Posted by NYC33 | July 1, 2009 7:23 PM

There are some seriously delusional people on this thread - wow. I guess the insiders believe talking a good game will turn this market around? Are we still in the denial phase? Thought we got past that.

Like most people in this city I would love to see demand outstrip supply and NYC recapture the glory of years past on all levels. That having been said, I tend to believe in asset cycles, bubble timing, and basic economic theory -- those trends tell a very different story.

Most of the folks further up the food chain in this city got killed the past 12 months -- set aside the folks smart enough to predict the crisis beforehand and double down -- and a lot of people are doing the math with continued income tax increases that make this lovely island less attractive with each passing year. Oh yeah - anyone else read the letter explaining your deductions don't really count in the world of Albany math? Guess what? That's just the start for the $1m+ income segment (and all the way down to $250k feeling much more pain in the future). Each percent the state takes (and in the near future the feds) means less disposable pocket money for the HENRY (high earner not rich yet) demo that used to make this city hum when society believed we could all "support" a negative savings rate. That HENRY segment takes home less with each passing year and from what I see the majority of the truly liquid are not jumping at the opportunity to own new depreciating assets in the early part of a correction that should take years (not months). Then again, if you see something nice and emotion takes over then pull the trigger - life is short and most individual units are never your best performing assets over the long term anyway (or you did something terribly wrong in other classes).

Am I missing something as an amateur observer viewing this as a somewhat boring asset cycle? It almost seems like the recent activity is clearing out the folks who froze in Q1 but needed to close at some point - job, kids, 10 yr time horizon, two mortgages. Of course I don't sweat the contract data like people on this blog so I'm watching just like everyone else as this plays out in 2009/2010.

My gut reaction is that an unbiased third party studying the Manhattan "prime" market would find 15 reasons why we continue to trend down, 5 reasons why we could stabilize at this level, and 2 reasons why the market could trend up near term ... perhaps a $150k tax credit with no income caps as the driver on this front?

Welcome to the new normal - boring as hell as we all wait for the next macro cycle. Back to work.

Posted by Amatuer Observer | July 1, 2009 8:41 PM

Mortgages are cheaper again - b/c FNM and FRE said so:

125% LTV

http://www.nakedcapitalism.com/2009/07/
freddie-fannie-to-provide-125-ltv.html

Looks like the feds love printing money

Posted by In Debt We Trust | July 1, 2009 10:38 PM

My favorite here over the past few months has been that "reversion to the mean" argument. So much for that theory- the bubble burst and yet the market hasn't beelined to the point where everyone who works in Manhattan can afford a spacious home on the island, with a cushy commute in a tony neighborhood.

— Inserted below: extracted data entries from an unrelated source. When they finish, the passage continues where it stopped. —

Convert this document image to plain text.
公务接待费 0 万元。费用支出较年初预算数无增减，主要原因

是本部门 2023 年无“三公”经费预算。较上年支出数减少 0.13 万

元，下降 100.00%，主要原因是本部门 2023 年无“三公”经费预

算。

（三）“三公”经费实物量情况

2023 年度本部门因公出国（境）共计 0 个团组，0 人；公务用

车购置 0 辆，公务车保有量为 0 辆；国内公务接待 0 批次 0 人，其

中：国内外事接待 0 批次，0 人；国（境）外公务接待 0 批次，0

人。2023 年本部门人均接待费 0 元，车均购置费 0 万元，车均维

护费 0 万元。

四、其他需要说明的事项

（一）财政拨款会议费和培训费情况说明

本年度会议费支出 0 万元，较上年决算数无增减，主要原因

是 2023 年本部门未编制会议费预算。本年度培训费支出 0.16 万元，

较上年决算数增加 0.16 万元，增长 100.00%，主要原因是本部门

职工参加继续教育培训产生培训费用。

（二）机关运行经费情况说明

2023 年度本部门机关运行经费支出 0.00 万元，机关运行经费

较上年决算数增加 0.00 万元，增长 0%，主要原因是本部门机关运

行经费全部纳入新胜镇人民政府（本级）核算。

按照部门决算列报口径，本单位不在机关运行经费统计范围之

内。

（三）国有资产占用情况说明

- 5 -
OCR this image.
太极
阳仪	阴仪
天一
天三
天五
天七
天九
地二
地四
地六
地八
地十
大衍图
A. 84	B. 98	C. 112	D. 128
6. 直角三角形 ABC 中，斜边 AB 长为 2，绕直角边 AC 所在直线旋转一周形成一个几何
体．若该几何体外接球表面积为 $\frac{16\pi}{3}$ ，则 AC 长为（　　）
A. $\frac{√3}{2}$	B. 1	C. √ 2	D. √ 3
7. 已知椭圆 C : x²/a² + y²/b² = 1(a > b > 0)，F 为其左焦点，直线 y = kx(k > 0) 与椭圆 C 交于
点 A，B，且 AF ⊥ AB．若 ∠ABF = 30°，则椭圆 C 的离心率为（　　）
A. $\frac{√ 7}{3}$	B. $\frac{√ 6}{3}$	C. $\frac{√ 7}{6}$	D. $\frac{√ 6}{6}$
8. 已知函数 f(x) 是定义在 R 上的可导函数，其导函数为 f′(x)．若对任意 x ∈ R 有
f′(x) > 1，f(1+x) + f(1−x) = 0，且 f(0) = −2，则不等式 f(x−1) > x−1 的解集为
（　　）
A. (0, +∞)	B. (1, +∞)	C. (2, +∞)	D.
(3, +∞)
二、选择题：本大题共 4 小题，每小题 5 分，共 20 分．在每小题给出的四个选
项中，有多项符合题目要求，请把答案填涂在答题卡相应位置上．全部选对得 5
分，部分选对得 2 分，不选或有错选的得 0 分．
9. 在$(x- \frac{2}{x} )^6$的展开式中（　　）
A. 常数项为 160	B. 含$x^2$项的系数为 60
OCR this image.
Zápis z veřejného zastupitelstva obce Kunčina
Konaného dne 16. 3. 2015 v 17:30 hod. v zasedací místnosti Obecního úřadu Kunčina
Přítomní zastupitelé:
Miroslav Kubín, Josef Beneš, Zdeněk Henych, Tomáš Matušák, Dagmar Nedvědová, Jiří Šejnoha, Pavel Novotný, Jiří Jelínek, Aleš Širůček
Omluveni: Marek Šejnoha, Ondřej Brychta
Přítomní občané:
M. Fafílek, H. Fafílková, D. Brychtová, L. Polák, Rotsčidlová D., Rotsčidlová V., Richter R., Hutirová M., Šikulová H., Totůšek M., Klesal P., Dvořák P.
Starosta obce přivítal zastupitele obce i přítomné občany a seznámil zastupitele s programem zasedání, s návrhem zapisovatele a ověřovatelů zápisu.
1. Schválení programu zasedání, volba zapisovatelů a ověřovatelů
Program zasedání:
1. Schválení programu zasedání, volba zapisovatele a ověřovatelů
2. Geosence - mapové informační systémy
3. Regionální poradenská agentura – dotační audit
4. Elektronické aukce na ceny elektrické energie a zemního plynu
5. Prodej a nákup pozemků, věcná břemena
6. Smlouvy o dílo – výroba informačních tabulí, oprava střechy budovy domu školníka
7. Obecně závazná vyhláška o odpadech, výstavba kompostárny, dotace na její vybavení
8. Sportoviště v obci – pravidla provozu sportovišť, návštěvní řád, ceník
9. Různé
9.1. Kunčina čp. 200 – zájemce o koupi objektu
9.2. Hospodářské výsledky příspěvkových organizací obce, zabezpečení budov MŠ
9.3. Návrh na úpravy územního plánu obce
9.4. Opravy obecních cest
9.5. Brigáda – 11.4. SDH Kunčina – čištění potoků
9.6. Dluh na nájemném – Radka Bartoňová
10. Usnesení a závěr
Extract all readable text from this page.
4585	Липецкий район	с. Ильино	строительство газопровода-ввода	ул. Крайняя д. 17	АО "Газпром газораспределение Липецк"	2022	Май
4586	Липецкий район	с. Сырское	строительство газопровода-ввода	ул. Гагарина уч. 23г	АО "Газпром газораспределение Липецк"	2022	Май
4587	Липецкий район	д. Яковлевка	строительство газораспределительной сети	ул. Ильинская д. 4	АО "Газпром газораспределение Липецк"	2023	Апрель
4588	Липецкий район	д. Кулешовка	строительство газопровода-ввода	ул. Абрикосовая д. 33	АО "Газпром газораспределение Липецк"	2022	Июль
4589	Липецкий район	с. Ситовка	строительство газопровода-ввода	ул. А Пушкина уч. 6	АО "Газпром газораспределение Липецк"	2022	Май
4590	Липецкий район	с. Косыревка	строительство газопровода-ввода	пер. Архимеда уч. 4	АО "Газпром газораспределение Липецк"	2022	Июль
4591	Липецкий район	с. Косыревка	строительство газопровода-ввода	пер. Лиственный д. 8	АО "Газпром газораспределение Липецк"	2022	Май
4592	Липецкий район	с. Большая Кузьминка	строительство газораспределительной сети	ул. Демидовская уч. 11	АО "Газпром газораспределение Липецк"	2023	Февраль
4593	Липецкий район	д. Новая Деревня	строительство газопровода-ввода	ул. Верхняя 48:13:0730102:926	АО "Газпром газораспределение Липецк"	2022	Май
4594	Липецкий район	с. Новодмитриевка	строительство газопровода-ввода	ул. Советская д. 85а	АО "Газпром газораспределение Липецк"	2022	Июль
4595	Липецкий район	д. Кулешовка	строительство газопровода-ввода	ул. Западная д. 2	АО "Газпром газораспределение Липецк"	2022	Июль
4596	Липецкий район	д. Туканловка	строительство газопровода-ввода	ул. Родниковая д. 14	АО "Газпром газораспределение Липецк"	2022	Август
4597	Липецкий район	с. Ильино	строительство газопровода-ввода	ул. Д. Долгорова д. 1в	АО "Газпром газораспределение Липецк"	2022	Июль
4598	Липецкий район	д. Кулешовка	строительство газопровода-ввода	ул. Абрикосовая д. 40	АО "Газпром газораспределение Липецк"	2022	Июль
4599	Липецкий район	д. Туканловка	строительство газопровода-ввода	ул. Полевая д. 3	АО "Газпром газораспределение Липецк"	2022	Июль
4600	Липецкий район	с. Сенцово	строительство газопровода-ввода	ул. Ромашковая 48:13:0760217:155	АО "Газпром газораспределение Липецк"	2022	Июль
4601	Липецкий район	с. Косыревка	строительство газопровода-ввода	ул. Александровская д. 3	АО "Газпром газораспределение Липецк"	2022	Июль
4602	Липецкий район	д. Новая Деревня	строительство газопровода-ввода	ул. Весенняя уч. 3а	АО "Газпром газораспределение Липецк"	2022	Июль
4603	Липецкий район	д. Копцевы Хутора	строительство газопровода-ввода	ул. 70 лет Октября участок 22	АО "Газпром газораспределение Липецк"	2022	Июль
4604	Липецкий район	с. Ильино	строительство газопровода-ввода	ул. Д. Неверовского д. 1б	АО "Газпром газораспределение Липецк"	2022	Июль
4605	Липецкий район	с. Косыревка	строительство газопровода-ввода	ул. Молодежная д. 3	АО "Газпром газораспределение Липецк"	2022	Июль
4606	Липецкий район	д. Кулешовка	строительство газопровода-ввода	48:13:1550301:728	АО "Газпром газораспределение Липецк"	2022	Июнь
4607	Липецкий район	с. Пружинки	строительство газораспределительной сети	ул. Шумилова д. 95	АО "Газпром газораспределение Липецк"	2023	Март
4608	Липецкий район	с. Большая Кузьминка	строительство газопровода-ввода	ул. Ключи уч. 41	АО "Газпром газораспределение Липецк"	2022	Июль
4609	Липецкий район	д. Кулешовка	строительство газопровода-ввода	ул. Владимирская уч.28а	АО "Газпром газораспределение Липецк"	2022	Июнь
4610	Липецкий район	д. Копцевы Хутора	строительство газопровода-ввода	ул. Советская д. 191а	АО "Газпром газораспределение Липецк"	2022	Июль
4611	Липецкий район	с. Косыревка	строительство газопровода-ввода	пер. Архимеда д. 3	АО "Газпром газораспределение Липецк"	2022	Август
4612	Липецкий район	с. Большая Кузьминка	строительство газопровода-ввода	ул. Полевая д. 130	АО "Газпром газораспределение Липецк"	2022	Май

Also amusing is the fools rush in argument. Who is the bigger fool- the one "rushing in" to buy a home they want to live in for a while- or the one remaining on the sideline calling him or her a fool, while the market doesn't armageddon with desperate sellers kissing scarce buyers' butts at every turn.

I don't understand how all the macros work- but apparently neither do most buyers. My take is that we had a huge party for a few years, went through a nasty hangover we don't want to experience again, and are cautiously moving forward in a culture that now loathes excess, something that seems healthy to me.